The gate remains closed and reinforced by having skilled engineers repair it during an attack, and a skilled troop of fighters in case they dont hhold until my assortment of harpoon and crossbow turrets clean up those pesky crabophiles.
After a while theyll be all unconcious so I move my troops away so they keep getting up to be shot down till they all are dead. Then my cleaner troop gets ready. first I loot the crabs for the meat and perhaps check the gear of the defeated for anything useful before I activate their jobs Temporarly to clean up the corpses outside the gate.

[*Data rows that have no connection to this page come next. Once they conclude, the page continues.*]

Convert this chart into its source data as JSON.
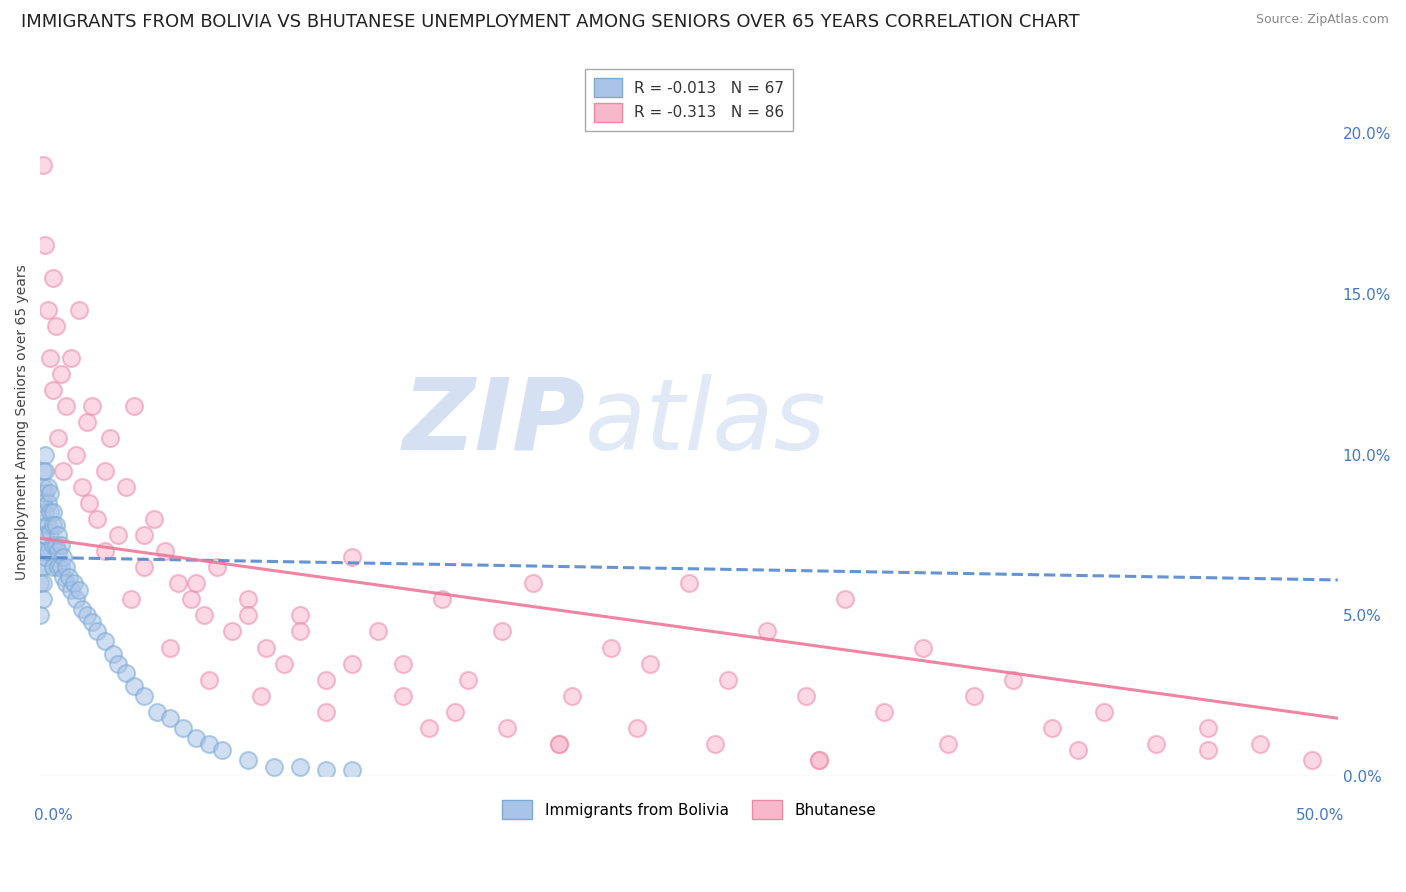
{
  "title": "IMMIGRANTS FROM BOLIVIA VS BHUTANESE UNEMPLOYMENT AMONG SENIORS OVER 65 YEARS CORRELATION CHART",
  "source": "Source: ZipAtlas.com",
  "ylabel": "Unemployment Among Seniors over 65 years",
  "series": [
    {
      "name": "Immigrants from Bolivia",
      "R": -0.013,
      "N": 67,
      "face_color": "#aac4e8",
      "edge_color": "#7aaad4",
      "trend_color": "#5588cc",
      "trend_style": "--",
      "x": [
        0.0,
        0.0,
        0.0,
        0.0,
        0.001,
        0.001,
        0.001,
        0.001,
        0.001,
        0.001,
        0.001,
        0.001,
        0.001,
        0.002,
        0.002,
        0.002,
        0.002,
        0.002,
        0.002,
        0.003,
        0.003,
        0.003,
        0.003,
        0.004,
        0.004,
        0.004,
        0.005,
        0.005,
        0.005,
        0.005,
        0.006,
        0.006,
        0.007,
        0.007,
        0.007,
        0.008,
        0.008,
        0.009,
        0.009,
        0.01,
        0.01,
        0.011,
        0.012,
        0.013,
        0.014,
        0.015,
        0.016,
        0.018,
        0.02,
        0.022,
        0.025,
        0.028,
        0.03,
        0.033,
        0.036,
        0.04,
        0.045,
        0.05,
        0.055,
        0.06,
        0.065,
        0.07,
        0.08,
        0.09,
        0.1,
        0.11,
        0.12
      ],
      "y": [
        0.05,
        0.06,
        0.065,
        0.07,
        0.095,
        0.09,
        0.085,
        0.08,
        0.075,
        0.07,
        0.065,
        0.06,
        0.055,
        0.1,
        0.095,
        0.088,
        0.082,
        0.075,
        0.068,
        0.09,
        0.085,
        0.078,
        0.07,
        0.088,
        0.082,
        0.076,
        0.082,
        0.078,
        0.072,
        0.065,
        0.078,
        0.072,
        0.075,
        0.07,
        0.065,
        0.072,
        0.065,
        0.068,
        0.062,
        0.065,
        0.06,
        0.062,
        0.058,
        0.06,
        0.055,
        0.058,
        0.052,
        0.05,
        0.048,
        0.045,
        0.042,
        0.038,
        0.035,
        0.032,
        0.028,
        0.025,
        0.02,
        0.018,
        0.015,
        0.012,
        0.01,
        0.008,
        0.005,
        0.003,
        0.003,
        0.002,
        0.002
      ],
      "trend_x": [
        0.0,
        0.5
      ],
      "trend_y": [
        0.068,
        0.061
      ]
    },
    {
      "name": "Bhutanese",
      "R": -0.313,
      "N": 86,
      "face_color": "#f8b8cc",
      "edge_color": "#ee88aa",
      "trend_color": "#ee7799",
      "trend_style": "-",
      "x": [
        0.001,
        0.002,
        0.003,
        0.004,
        0.005,
        0.005,
        0.006,
        0.007,
        0.008,
        0.009,
        0.01,
        0.012,
        0.014,
        0.015,
        0.016,
        0.018,
        0.019,
        0.02,
        0.022,
        0.025,
        0.027,
        0.03,
        0.033,
        0.036,
        0.04,
        0.044,
        0.048,
        0.053,
        0.058,
        0.063,
        0.068,
        0.074,
        0.08,
        0.087,
        0.094,
        0.1,
        0.11,
        0.12,
        0.13,
        0.14,
        0.155,
        0.165,
        0.178,
        0.19,
        0.205,
        0.22,
        0.235,
        0.25,
        0.265,
        0.28,
        0.295,
        0.31,
        0.325,
        0.34,
        0.36,
        0.375,
        0.39,
        0.41,
        0.43,
        0.45,
        0.47,
        0.49,
        0.04,
        0.06,
        0.08,
        0.1,
        0.12,
        0.14,
        0.16,
        0.18,
        0.2,
        0.23,
        0.26,
        0.3,
        0.35,
        0.4,
        0.45,
        0.025,
        0.035,
        0.05,
        0.065,
        0.085,
        0.11,
        0.15,
        0.2,
        0.3
      ],
      "y": [
        0.19,
        0.165,
        0.145,
        0.13,
        0.12,
        0.155,
        0.14,
        0.105,
        0.125,
        0.095,
        0.115,
        0.13,
        0.1,
        0.145,
        0.09,
        0.11,
        0.085,
        0.115,
        0.08,
        0.095,
        0.105,
        0.075,
        0.09,
        0.115,
        0.065,
        0.08,
        0.07,
        0.06,
        0.055,
        0.05,
        0.065,
        0.045,
        0.055,
        0.04,
        0.035,
        0.05,
        0.03,
        0.068,
        0.045,
        0.035,
        0.055,
        0.03,
        0.045,
        0.06,
        0.025,
        0.04,
        0.035,
        0.06,
        0.03,
        0.045,
        0.025,
        0.055,
        0.02,
        0.04,
        0.025,
        0.03,
        0.015,
        0.02,
        0.01,
        0.015,
        0.01,
        0.005,
        0.075,
        0.06,
        0.05,
        0.045,
        0.035,
        0.025,
        0.02,
        0.015,
        0.01,
        0.015,
        0.01,
        0.005,
        0.01,
        0.008,
        0.008,
        0.07,
        0.055,
        0.04,
        0.03,
        0.025,
        0.02,
        0.015,
        0.01,
        0.005
      ],
      "trend_x": [
        0.0,
        0.5
      ],
      "trend_y": [
        0.074,
        0.018
      ]
    }
  ],
  "xlim": [
    0.0,
    0.5
  ],
  "ylim": [
    0.0,
    0.22
  ],
  "yticks": [
    0.0,
    0.05,
    0.1,
    0.15,
    0.2
  ],
  "ytick_labels_right": [
    "0.0%",
    "5.0%",
    "10.0%",
    "15.0%",
    "20.0%"
  ],
  "watermark_zip": "ZIP",
  "watermark_atlas": "atlas",
  "background_color": "#ffffff",
  "grid_color": "#cccccc",
  "title_fontsize": 13,
  "axis_label_fontsize": 10,
  "tick_fontsize": 11,
  "legend_fontsize": 11,
  "marker_size": 150,
  "marker_alpha": 0.55,
  "marker_linewidth": 1.5
}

I do turn them off again once they seem to be going for corpses somewhere out in the baijou, so there is a bit of micromanagment, but so far I've not had many issues with it. Will keep this updated if I run into similar issues as you and find a solution!
Most of the time it's not an issue and i have my cooks/iron plate workers (meat or metal loot) on forage corpse and my "in need of strength" characters on corpse find/disposal. Every so often one will notice them randomly running to a spot doing a jig and then going aimless... usually a corpse that got killed and fell through the slope in that particular location of my base.
I don't run closed gates, it can cause issues. But i have them for aesthetics.
Turning your settlement and buildings to public (2 different settings) can generate traffic, in my current case tech hunter/cannibal hunter and lone wanderers. When private these patrols bypass my settlement on their generic 'patrol' route.
Side note: Having each animal assigned to it's own character can help pathing, having several follow the same character can cause conflict as they seem to count the path occupied by another as blocked. I don't use guard, but i have 'attacking enemies' as a higher priority than 'follow X' which seems to work nicely.